A 200 kW (kilowatt) klystron provides the RF (radiofrequency) power to the cavity, which currently lives in a "cave" for cryogenics testing in the ILCTA-MDB. Koeth and other members of the group will continue to test the CCII by measuring the Q (quality factor of resonance) measurement and peak accelerating field inside the cavity to make sure it performs as well here as it did at DESY. After testing is complete, CCII will move to the photoinjector. Inside the photoinjector, it will be put downstream of another superconducting cavity already in place to upgrade the energy from 15 MeV (million electron volts) to 40 MeV.

Cooling the cavity down to 4.5 K is the result of a tremendous amount of manpower and collaboration between several different laboratories. When work first started on the ILCTA-MDB about a year ago, the cryogenic lines actually had to be extended about 1100 feet to reach the test facility. In order to save money and time, Fermilab's cryogenic engineers reused as much equipment as they could from older fixed-target experiments. Installing transfer lines is not a simple task though.

"Transfer lines are a series of concentric pipes," said Fermilab cryogenic engineer Arkadiy Klebaner. "Helium has a very low latent heat, which means it takes very little heat to convert it from liquid to vapour. Multi layer superinsulation, a vacuum and a nitrogen shield reduce helium heat loss. Nitrogen also has a low heat capacity but not as sensitive as helium."

Because the transfer lines are a series of pipes within pipes, engineers started from the inside and worked their way out, making sure that the necessary vacuum remained in tact. Because pipes will contract as they cool, engineers also installed expansion boxes to maintain structural integrity of the lines as the temperature decreases. With assistance of colleagues from SLAC, who helped with components' design, it took the group nine months to put the cryogenic system together. In September 2005, engineers delivered cryogens to the ILCTA-MDB for the first time.

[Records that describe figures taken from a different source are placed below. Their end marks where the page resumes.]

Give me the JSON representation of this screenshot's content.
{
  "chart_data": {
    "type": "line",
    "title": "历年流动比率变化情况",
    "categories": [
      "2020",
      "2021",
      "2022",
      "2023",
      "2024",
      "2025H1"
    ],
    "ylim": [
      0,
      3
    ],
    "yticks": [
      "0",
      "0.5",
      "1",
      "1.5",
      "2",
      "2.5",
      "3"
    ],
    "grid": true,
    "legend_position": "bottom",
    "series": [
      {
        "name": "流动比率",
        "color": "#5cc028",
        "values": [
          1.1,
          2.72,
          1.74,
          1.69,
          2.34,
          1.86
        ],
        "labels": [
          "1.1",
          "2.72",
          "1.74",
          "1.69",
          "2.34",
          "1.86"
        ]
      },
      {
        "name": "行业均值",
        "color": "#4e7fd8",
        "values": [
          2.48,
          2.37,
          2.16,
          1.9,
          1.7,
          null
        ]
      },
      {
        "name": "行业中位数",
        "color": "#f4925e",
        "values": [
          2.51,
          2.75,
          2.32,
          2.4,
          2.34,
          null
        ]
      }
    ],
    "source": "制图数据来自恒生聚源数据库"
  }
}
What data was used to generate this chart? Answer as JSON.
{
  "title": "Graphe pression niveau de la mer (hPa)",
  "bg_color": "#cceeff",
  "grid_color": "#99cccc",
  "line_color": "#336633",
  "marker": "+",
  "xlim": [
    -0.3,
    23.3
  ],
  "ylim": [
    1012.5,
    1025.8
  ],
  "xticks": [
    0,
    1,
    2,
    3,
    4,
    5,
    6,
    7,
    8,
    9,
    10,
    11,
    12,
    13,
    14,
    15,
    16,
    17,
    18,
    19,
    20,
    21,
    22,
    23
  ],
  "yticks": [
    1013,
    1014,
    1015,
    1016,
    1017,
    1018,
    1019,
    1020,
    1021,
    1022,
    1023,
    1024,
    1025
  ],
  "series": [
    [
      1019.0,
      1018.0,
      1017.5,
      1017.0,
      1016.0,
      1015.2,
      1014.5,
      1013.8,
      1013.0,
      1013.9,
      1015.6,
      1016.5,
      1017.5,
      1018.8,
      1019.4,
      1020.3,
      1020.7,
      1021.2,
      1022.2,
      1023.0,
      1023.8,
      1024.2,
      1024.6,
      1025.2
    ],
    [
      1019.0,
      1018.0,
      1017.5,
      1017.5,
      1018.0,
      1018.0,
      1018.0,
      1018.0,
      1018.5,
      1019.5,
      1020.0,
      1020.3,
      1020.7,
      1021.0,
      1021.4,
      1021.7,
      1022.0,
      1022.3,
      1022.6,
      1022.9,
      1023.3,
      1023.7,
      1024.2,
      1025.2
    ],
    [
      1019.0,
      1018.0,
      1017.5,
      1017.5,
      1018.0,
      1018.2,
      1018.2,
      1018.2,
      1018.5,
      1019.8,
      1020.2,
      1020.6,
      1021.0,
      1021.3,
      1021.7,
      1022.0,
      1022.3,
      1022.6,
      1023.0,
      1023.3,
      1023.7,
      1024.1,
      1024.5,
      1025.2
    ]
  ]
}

"Delivering cryogens into the building from 1100 feet away was a big step," said Fermilab cryogenic engineer Jay Theilacker. "It was especially exciting when we had the opportunity to cool the Capture Cavity down, and it was a great milestone for everyone. We are now working on getting transfer lines installed for the horizontal test cave in the test facility."

Both Theilacker and Klebaner, not to mention the rest of the team, already have their eyes set on the next goal -- cooling the cavity down to its normal operating temperature of 1.8 K, which they expect to achieve this spring. "We have a long way to go, but these first steps were crucial. We delivered cryogens, and we didn't break anything," Klebaner said with a grin.